Su estado, hoy en día, a pesar de estar protegida, es decadente: mezcla de ruína y exuberante vegetación. Al entrar por el jardín, antiguo paso de camiones, un domingo de Primavera o Verano, uno ya puede oir la música de alguno de los grupos o pinchas que suelen actuar: jazz, funk, electrónica... La sensación es de extrañeza y sorpresa, se percibe enseguida el ambiente relajado y placentero, cruce de sonrisillas. El mundo gira al ritmo de la música, bajo el sol. Las fiestas suelen comenzar en torno al mediodía y duran hasta la noche o hasta que llega la policía. Sin embargo, muy al contrario de lo que se pensaría, normalmente se negocia la hora de cierre con los organizadores, bajo promesa de no armar demasiado escándalo.

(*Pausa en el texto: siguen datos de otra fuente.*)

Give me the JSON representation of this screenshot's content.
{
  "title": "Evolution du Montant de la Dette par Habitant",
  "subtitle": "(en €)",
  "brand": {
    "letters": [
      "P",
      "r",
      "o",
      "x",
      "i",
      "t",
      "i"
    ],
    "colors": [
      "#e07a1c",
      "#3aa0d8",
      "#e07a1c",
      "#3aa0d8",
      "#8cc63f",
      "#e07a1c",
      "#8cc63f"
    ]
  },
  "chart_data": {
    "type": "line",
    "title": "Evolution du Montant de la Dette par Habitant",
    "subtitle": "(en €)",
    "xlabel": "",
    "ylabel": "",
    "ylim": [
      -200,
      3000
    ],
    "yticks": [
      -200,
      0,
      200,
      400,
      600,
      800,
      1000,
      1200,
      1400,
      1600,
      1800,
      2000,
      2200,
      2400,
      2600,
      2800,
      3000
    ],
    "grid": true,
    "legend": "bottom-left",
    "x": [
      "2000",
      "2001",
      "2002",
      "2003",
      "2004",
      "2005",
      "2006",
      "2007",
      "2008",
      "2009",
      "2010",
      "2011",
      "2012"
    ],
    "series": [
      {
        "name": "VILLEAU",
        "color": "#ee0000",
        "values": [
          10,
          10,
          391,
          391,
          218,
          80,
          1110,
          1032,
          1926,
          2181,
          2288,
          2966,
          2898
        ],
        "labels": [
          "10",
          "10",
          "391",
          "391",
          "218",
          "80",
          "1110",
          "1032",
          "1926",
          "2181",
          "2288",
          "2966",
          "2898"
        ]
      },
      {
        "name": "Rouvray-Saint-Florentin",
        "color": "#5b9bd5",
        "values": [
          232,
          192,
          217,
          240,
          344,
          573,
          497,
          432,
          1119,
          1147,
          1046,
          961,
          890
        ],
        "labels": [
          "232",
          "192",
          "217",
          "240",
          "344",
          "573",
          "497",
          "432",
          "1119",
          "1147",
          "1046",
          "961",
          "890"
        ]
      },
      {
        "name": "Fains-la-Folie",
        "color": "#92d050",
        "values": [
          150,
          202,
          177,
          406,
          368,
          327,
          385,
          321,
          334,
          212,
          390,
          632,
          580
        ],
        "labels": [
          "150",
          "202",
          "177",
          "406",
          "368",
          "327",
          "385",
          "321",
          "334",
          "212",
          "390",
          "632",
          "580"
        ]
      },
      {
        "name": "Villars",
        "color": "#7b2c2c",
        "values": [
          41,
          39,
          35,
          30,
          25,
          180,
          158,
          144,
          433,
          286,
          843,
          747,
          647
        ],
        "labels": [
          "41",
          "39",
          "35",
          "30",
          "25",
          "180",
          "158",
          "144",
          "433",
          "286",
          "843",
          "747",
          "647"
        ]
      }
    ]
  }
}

En la parte trasera está el resto del patio, que da al río, con árboles centenarios, abundante hierba, bancos, tumbonas, mesas, un par de barbacoas, un quiosco de salchichas y hasta una mesa de ping pong. En esta parte del edificio se abre una de las naves de la fábrica, donde hay un bar, sillones y, al lado, un pequeño escenario. Aquí se puede disfrutar, no sólo de la música, sino también de actuaciones de teatro, espectáculos infantiles y lecturas literarias. Algunos de los grupos de escritores pop de la ciudad se reúnen aquí para presentar sus últimos textos, al atardecer. En el interior, entrando por un costado, se accede a las salas de exposiciones y a los talleres de artistas, en los que se pueden ver instalaciones de video, fotografías y pintura.
Si el paseante tiene la suerte de llegar hasta aquí y de ser atrapado por la larga caída del sol y su luz anaranjada de primeros de Julio puede que, entonces, en ese instante, se enamore de Berlín y se entregue decidido a su canto de sirenas. Una vez perdido entre esos acentos extraños, tal vez, comprenda que lo importante del paseo no es su duración o el número de lugares visitados, sino la capacidad de entrega al lugar que tenga uno y la intensidad con la que se deje llevar. Sólo así puede que aprenda algo.